Immunofluorescence quantification

After fluorescent images of DAPI and pSTAT3 were acquired, tumor cells were identified based on DAPI-stained nuclei using texture analysis through ImageJ image analysis software (NIH). Nuclei were thresholded into regions of interest (ROIs) using built-in auto thresholding techniques, and then background-subtracted pSTAT3 signal was overlaid on nuclear ROIs. Mean pSTAT3 intensity within each ROI was measured using ImageJ in at least 3000 nuclei per section (n = 2 mice for anti-CSF1 and n = 3 mice for IgG, with 3 blindly-chosen sections analyzed per mouse).

Statistical analysis

Statistical analysis and graphing were performed using MATLAB 2016a (Mathworks Inc.) and Prism 7.0 (GraphPad Software Inc.). Mean pSTAT3 intensities were plotted on a histogram and representative distributions were generated for each condition (anti-CSF1 or IgG). A two-tailed t-test was used to analyze differences in mean pSTAT3 intensities between conditions (p <.05 statistical significance), with bar plot shown with mean ± SEM.

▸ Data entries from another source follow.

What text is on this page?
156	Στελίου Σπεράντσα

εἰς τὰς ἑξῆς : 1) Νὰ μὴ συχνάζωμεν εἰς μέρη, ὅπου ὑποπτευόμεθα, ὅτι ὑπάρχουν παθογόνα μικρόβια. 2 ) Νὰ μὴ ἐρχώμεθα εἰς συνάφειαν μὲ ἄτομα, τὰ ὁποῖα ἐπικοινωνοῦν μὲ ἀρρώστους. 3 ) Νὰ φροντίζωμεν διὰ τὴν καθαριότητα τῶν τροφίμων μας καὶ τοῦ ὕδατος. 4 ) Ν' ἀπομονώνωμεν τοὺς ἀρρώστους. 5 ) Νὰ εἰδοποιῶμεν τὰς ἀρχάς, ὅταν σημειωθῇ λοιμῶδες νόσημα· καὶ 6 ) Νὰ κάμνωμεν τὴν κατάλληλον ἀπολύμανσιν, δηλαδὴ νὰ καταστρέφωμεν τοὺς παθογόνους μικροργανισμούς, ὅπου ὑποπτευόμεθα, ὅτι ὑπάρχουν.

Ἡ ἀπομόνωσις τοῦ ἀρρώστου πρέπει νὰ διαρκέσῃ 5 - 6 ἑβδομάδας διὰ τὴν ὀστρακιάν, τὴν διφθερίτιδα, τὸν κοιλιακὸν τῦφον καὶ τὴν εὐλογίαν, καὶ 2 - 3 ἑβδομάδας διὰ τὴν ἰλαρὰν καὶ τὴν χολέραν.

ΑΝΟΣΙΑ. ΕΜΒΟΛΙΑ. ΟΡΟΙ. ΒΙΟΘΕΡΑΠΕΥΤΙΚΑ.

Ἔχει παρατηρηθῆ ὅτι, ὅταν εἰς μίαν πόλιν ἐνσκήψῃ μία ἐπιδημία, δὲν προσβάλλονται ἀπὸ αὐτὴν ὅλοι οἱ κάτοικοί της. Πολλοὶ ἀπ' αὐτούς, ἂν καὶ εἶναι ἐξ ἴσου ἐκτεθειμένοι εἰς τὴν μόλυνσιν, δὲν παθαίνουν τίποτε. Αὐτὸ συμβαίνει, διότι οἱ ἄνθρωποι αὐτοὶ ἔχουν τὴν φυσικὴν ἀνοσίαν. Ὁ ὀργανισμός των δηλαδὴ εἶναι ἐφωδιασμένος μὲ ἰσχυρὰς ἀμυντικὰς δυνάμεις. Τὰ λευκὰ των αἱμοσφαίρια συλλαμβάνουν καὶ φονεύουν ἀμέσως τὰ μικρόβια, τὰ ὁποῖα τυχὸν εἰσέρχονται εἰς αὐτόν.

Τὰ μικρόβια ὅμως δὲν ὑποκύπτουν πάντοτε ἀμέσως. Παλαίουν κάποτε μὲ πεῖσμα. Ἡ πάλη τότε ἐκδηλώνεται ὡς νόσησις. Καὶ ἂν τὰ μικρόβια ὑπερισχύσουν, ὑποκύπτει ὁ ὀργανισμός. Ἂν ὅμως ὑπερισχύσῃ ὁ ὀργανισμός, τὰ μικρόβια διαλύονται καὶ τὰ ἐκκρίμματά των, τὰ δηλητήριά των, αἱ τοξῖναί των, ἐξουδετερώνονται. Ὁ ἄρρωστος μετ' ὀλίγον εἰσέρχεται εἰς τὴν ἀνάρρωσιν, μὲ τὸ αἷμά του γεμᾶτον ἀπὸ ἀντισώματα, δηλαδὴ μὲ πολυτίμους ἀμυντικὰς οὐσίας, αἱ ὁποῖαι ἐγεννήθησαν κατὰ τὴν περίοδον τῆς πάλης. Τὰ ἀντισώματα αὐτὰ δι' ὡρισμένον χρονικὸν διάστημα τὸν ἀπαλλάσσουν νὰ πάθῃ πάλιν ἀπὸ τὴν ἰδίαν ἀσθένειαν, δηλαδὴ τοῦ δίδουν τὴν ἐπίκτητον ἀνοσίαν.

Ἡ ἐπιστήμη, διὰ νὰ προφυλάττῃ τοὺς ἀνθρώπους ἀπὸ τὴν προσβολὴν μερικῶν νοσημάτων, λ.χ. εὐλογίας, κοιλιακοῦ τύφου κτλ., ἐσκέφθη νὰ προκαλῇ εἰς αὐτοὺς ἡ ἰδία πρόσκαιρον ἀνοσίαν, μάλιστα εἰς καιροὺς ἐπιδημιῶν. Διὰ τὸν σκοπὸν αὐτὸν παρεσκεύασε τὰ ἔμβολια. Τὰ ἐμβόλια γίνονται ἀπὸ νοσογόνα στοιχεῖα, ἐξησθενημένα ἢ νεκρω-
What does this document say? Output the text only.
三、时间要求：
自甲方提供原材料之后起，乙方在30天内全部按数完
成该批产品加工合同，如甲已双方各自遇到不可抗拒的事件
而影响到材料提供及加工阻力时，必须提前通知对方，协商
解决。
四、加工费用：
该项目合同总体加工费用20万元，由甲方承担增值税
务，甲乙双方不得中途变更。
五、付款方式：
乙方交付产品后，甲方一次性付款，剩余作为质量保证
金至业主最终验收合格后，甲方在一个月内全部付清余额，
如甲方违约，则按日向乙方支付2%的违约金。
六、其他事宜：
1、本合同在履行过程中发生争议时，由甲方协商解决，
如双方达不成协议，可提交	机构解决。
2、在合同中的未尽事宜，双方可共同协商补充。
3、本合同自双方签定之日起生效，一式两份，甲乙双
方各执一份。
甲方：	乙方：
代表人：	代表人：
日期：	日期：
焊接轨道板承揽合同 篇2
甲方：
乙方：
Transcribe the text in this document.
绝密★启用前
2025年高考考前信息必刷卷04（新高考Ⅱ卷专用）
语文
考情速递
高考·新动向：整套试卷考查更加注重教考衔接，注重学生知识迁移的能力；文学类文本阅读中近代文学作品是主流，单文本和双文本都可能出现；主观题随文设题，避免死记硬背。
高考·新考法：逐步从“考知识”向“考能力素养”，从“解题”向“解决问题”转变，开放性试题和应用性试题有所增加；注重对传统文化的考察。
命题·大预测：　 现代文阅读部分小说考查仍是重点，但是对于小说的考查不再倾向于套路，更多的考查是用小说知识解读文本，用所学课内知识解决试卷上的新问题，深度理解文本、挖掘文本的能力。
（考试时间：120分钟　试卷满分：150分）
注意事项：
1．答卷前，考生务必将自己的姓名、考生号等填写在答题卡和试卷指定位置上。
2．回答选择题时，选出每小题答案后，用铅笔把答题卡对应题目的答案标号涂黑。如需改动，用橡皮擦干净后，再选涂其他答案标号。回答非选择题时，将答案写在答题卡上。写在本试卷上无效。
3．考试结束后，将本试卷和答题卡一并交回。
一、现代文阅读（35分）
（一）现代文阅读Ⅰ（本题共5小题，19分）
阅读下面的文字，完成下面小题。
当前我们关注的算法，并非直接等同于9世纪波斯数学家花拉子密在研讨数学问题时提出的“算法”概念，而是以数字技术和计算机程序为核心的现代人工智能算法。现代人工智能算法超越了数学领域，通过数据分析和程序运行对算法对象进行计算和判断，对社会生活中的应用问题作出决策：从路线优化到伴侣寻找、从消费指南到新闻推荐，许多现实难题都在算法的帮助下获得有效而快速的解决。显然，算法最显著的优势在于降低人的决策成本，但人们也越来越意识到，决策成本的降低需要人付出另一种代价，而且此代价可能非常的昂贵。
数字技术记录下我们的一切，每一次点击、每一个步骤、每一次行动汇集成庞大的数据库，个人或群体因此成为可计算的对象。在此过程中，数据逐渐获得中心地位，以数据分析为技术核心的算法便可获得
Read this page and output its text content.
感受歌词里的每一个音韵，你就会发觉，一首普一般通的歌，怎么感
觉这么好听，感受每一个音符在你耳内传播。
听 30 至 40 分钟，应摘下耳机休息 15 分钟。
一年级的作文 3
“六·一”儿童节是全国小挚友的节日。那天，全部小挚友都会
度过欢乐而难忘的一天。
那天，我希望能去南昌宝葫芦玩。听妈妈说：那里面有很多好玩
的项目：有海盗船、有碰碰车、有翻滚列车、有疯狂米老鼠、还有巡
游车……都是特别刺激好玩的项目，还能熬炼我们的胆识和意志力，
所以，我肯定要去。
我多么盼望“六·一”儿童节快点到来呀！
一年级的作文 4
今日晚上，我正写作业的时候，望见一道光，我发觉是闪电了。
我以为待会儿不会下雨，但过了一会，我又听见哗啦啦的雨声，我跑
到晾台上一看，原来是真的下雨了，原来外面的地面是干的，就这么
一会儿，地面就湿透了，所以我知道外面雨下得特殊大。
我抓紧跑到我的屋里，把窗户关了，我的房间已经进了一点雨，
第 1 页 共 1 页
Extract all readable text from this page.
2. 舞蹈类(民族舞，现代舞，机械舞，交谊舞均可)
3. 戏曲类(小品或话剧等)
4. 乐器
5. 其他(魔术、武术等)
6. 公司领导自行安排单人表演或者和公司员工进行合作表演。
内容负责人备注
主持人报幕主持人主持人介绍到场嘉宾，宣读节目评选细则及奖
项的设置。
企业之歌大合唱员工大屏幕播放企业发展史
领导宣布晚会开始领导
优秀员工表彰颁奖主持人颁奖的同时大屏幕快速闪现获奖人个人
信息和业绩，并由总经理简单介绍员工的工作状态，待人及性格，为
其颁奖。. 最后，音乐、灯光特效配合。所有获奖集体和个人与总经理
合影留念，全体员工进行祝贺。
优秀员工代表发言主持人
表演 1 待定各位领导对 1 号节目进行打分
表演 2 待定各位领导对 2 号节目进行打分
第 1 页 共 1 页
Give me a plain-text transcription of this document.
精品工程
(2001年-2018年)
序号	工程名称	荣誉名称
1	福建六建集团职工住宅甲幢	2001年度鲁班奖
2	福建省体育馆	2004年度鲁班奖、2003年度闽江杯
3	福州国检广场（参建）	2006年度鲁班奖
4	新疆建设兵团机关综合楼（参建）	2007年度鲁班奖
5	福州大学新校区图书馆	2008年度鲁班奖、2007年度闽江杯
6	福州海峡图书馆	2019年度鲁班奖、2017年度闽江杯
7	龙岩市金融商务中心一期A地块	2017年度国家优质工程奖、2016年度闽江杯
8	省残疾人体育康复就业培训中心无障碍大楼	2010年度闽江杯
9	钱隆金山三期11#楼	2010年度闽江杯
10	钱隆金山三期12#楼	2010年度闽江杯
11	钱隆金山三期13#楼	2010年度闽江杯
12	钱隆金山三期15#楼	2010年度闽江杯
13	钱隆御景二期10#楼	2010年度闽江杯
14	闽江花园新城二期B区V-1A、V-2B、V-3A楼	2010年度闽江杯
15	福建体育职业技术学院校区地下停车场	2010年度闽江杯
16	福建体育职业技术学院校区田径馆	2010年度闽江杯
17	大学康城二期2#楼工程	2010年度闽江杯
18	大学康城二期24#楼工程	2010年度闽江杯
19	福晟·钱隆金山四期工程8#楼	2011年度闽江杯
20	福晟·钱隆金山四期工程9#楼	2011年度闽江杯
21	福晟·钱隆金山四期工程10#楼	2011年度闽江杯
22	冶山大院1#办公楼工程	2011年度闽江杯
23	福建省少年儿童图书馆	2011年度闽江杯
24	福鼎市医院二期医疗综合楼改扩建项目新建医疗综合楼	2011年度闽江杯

T-tests were performed using GraphPad Prism software, version 5.00 (GraphPad Software, San Diego, CA, www.graphpad.com) to determine statistically significant differences between groups. Differences were considered significant if p < 0.05. All graphs show mean ± SEM.

CONCLUSIONS

We demonstrate reciprocal tumor interactions between normal cells in the IBC microenvironment. MSC and macrophages can influence each other to increase the tumor promoting influence of each on IBC cells. Our results suggest IL-6 a mediator of these tumor promoting influences and is important for the IBC induced migration of MSCs.